Fair enough, even better!

>> 2. Assigns a free VID (and by extension a FID) in the VTU to each
>>    non-filtering bridge.
>
> *with the mention that the pvid of zero will only solve the first half
> of the problem, the discrepancy between the VLAN classified on xmit and
> the VLAN classified on rcv.
>
> It will not solve the ATU (FDB) isolation problem. But to solve the FDB
> isolation problem you need this:
> https://patchwork.kernel.org/project/netdevbpf/cover/20210818120150.892647-1-vladimir.oltean@nxp.com/
>
>> With this in place, the tagger could use the VID associated with the
>> egressing port's bridge in the tag.
>
> So the patch is not incorrect, it is incomplete.
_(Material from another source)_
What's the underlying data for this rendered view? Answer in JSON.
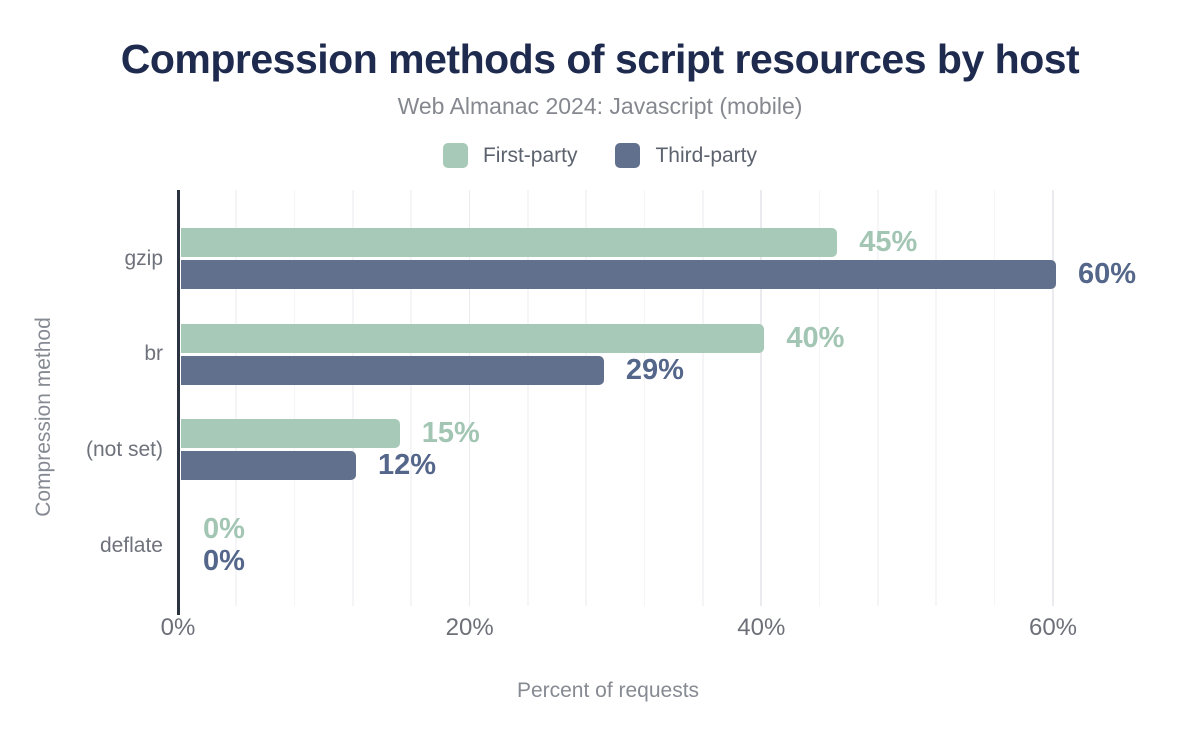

And there's nothing
> further I can add to the tagger logic to make it more complete, at least
> not now.
>
> That's one of the reasons why this is merely a "part 1".

Understood. But perhaps you could add the PVID-wrangling-patch you
suggested above to this series? That way we don't surprise any users on
stable by suddenly flooding traffic that used to be forwarded.